Abstract Photoacoustic microscopy (PAM) is a bond‐selective imaging technique that provides optical resolution in deep tissues. Employing multi‐contrast PAM expands the potential for non‐destructive and label‐free analysis of various substances. The efficiency of multi‐contrast PAM largely depends on laser sources possessing high pulse switching rates. Recently, a dual‐wavelength switchable fiber amplifier operating in the near‐infrared‐II (NIR) window is reported for multi‐contrast PAM. Nevertheless, transitioning to the NIR‐III region, which has higher absorption peaks, presents challenges due to the fixed Raman frequency shift and the absence of suitable pumps, complicating the search for a switchable source within this window.

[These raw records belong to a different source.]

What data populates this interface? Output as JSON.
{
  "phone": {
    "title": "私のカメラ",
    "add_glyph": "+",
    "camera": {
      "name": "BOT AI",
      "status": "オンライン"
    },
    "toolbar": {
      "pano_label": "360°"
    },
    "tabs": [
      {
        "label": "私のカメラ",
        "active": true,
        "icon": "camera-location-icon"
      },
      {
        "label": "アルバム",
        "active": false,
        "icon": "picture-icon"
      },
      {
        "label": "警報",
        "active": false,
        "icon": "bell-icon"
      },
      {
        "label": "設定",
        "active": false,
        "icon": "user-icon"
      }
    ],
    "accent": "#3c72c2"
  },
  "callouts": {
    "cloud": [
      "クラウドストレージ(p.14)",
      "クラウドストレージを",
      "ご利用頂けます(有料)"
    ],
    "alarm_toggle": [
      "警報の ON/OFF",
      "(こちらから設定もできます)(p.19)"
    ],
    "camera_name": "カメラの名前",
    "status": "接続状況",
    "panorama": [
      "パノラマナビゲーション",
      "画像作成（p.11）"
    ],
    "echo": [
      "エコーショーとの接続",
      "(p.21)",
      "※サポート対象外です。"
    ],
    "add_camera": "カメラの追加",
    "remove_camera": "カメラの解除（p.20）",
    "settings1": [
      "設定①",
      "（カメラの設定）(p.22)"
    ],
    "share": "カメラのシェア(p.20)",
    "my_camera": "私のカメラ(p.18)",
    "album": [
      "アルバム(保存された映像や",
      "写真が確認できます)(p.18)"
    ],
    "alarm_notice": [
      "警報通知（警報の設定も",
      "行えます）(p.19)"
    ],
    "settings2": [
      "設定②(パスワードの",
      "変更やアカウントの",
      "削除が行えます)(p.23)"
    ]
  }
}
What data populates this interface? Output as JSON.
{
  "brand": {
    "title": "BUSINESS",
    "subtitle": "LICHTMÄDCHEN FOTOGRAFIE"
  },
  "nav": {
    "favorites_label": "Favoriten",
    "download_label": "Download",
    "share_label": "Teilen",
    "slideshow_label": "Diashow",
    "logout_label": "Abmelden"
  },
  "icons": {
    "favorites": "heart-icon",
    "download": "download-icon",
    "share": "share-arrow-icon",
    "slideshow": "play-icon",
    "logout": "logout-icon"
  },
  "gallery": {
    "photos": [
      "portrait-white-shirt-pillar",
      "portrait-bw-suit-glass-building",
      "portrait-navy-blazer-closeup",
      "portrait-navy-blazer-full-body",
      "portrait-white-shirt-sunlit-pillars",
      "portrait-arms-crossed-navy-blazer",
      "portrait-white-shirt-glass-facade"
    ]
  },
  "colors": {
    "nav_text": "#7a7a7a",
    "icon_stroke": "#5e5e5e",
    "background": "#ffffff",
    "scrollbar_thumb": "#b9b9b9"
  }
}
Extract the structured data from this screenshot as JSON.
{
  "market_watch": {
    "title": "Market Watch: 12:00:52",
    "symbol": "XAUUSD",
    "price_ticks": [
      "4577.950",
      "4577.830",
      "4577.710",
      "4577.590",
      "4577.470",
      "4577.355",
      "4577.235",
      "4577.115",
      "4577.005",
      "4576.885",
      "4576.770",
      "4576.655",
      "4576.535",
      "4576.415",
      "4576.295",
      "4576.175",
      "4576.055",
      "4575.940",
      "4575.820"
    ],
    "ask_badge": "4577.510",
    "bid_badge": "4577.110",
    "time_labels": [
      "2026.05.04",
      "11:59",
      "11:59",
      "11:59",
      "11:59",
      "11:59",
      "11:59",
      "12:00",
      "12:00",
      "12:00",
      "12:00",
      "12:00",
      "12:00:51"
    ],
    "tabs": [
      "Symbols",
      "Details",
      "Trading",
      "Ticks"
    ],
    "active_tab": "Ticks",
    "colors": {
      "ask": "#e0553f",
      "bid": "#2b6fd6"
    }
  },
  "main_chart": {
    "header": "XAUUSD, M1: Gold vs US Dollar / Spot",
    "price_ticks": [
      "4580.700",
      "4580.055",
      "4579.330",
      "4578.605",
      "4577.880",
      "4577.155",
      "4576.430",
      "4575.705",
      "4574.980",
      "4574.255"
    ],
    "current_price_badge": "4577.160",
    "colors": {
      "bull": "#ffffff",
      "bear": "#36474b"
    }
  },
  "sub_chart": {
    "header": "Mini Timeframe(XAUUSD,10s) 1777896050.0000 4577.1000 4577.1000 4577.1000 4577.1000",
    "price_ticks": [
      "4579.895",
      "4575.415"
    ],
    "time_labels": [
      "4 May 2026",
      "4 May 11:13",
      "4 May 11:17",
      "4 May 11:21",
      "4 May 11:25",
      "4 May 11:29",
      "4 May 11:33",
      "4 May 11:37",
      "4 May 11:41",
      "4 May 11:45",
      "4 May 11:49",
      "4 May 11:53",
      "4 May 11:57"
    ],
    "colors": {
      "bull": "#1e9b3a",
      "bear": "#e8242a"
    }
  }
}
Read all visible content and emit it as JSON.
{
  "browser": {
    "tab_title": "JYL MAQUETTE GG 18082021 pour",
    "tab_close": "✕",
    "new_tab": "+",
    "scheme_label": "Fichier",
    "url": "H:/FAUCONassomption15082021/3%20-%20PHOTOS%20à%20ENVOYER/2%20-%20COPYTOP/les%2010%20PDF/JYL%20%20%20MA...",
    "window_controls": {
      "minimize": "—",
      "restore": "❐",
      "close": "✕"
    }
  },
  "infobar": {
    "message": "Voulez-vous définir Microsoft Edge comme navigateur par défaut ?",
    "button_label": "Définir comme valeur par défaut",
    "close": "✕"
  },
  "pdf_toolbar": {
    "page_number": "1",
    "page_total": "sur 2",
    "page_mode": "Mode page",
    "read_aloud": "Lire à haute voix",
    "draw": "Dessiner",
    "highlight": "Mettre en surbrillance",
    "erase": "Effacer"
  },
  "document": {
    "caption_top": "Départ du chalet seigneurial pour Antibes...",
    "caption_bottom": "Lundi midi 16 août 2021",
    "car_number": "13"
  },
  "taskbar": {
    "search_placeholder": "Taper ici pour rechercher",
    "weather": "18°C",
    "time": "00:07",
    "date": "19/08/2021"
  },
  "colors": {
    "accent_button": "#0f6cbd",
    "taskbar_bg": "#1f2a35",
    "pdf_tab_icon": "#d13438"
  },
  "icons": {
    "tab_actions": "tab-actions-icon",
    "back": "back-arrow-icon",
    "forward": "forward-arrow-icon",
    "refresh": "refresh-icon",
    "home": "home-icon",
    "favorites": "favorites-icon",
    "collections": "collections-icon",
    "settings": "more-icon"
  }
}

Herein, a unique dual‐wavelength switchable all‐fiber laser functioning within the NIR‐III region is presented via a hybrid optical amplifier. Thanks to flexible optical parametric conversion, the laser produces 1.5 µJ pulses and realizes arbitrary pulse trains with 1725‐nm and 1930‐nm wavelengths. Simultaneously, utilizing programmable pulse shaping for two telecom lasers, the proposed source generates high power‐spectral‐density pulses with a flexible pulse width and a switching frequency of up to 100 kHz. Multi‐contrast PAM using the proposed source distinguishes between the two types of microplastics in water, presenting a promising methodology for efficient microplastic detection in aqueous environments.